CT: Well, I feel like our movies are a bit of an outlier. And the thing I really liked about the first one when I got handed the script was that it felt like a movie that they used to make all the time in the '70s or '80s or '90s. And the premise was so classic, it felt like it could have been from the '40s. And so, I feel like both of them are tapped into the spirit that is like, they used to make movies like this all the time that were sort of small, grounded and about relationships and friendships and they don't have to be the highest stakes in the world. And those are my favorite comedies growing up. I mean, I loved Slap Shot and Bad News Bears and Things That Live on Planet Earth, and that's what I felt like we sort of stand out.
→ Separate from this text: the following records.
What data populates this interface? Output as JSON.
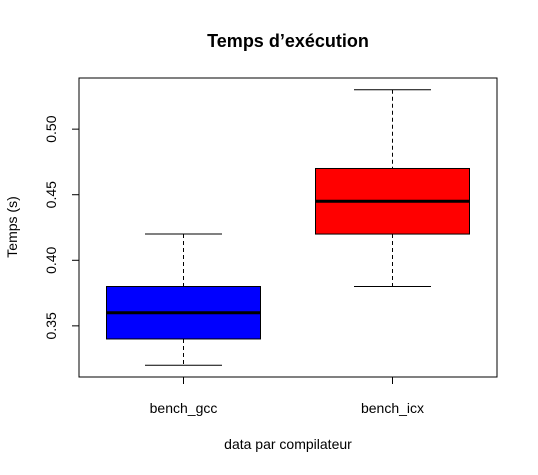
{
  "chart_data": {
    "type": "box",
    "title": "Temps d’exécution",
    "xlabel": "data par compilateur",
    "ylabel": "Temps (s)",
    "ylim": [
      0.311,
      0.539
    ],
    "yticks": [
      0.35,
      0.4,
      0.45,
      0.5
    ],
    "ytick_labels": [
      "0.35",
      "0.40",
      "0.45",
      "0.50"
    ],
    "categories": [
      "bench_gcc",
      "bench_icx"
    ],
    "boxes": [
      {
        "category": "bench_gcc",
        "min": 0.32,
        "q1": 0.34,
        "median": 0.36,
        "q3": 0.38,
        "max": 0.42,
        "color": "#0000ff"
      },
      {
        "category": "bench_icx",
        "min": 0.38,
        "q1": 0.42,
        "median": 0.445,
        "q3": 0.47,
        "max": 0.53,
        "color": "#ff0000"
      }
    ],
    "grid": false,
    "legend": "none"
  }
}
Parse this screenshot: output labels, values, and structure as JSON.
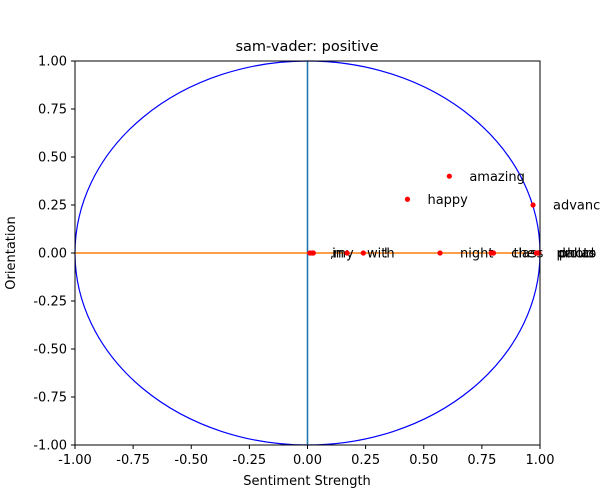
{
  "chart_data": {
    "type": "scatter",
    "title": "sam-vader: positive",
    "xlabel": "Sentiment Strength",
    "ylabel": "Orientation",
    "xlim": [
      -1.0,
      1.0
    ],
    "ylim": [
      -1.0,
      1.0
    ],
    "x_ticks": [
      "-1.00",
      "-0.75",
      "-0.50",
      "-0.25",
      "0.00",
      "0.25",
      "0.50",
      "0.75",
      "1.00"
    ],
    "y_ticks": [
      "1.00",
      "0.75",
      "0.50",
      "0.25",
      "0.00",
      "-0.25",
      "-0.50",
      "-0.75",
      "-1.00"
    ],
    "x_tick_values": [
      -1.0,
      -0.75,
      -0.5,
      -0.25,
      0.0,
      0.25,
      0.5,
      0.75,
      1.0
    ],
    "y_tick_values": [
      1.0,
      0.75,
      0.5,
      0.25,
      0.0,
      -0.25,
      -0.5,
      -0.75,
      -1.0
    ],
    "grid": false,
    "unit_circle": true,
    "circle_color": "#0000ff",
    "vertical_line_color": "#1f77b4",
    "horizontal_line_color": "#ff7f0e",
    "point_color": "#ff0000",
    "points": [
      {
        "label": "amazing",
        "x": 0.61,
        "y": 0.4
      },
      {
        "label": "happy",
        "x": 0.43,
        "y": 0.28
      },
      {
        "label": "advanc",
        "x": 0.97,
        "y": 0.25
      },
      {
        "label": ",",
        "x": 0.01,
        "y": 0.0
      },
      {
        "label": "my",
        "x": 0.025,
        "y": 0.0
      },
      {
        "label": "in",
        "x": 0.02,
        "y": 0.0
      },
      {
        "label": "!",
        "x": 0.24,
        "y": 0.0
      },
      {
        "label": "with",
        "x": 0.17,
        "y": 0.0
      },
      {
        "label": "night",
        "x": 0.57,
        "y": 0.0
      },
      {
        "label": "the",
        "x": 0.8,
        "y": 0.0
      },
      {
        "label": "class",
        "x": 0.79,
        "y": 0.0
      },
      {
        "label": "dallas",
        "x": 0.99,
        "y": 0.0
      },
      {
        "label": "proud",
        "x": 0.985,
        "y": 0.0
      },
      {
        "label": "photo",
        "x": 0.995,
        "y": 0.0
      }
    ]
  }
}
And I really do like that there's a platform for movies like this in streamers. I feel like that these are the kinds of movies that you want to watch.

CB: Does the experience of making a film for a streaming service change anything or give you more freedom in that regard or in any regard?

CT: No, I felt really lucky that there was a place for it without the same kind of pressure that box office has, in that comedy's really struggling right now at the box office, but I really don't want them to go away and it just feels like a good home for these, so I hope more of these kinds of comedies get made.

CB: We will end it on this, and this is a hopeful question since we're talking about more comedies. We have two Vacation Friends movies, do you think Vacation Friends becomes a trilogy?

CT: I don't know about that. We'll see. We'll see how it goes. I think we all had so much fun doing this one that we would all love to do another one.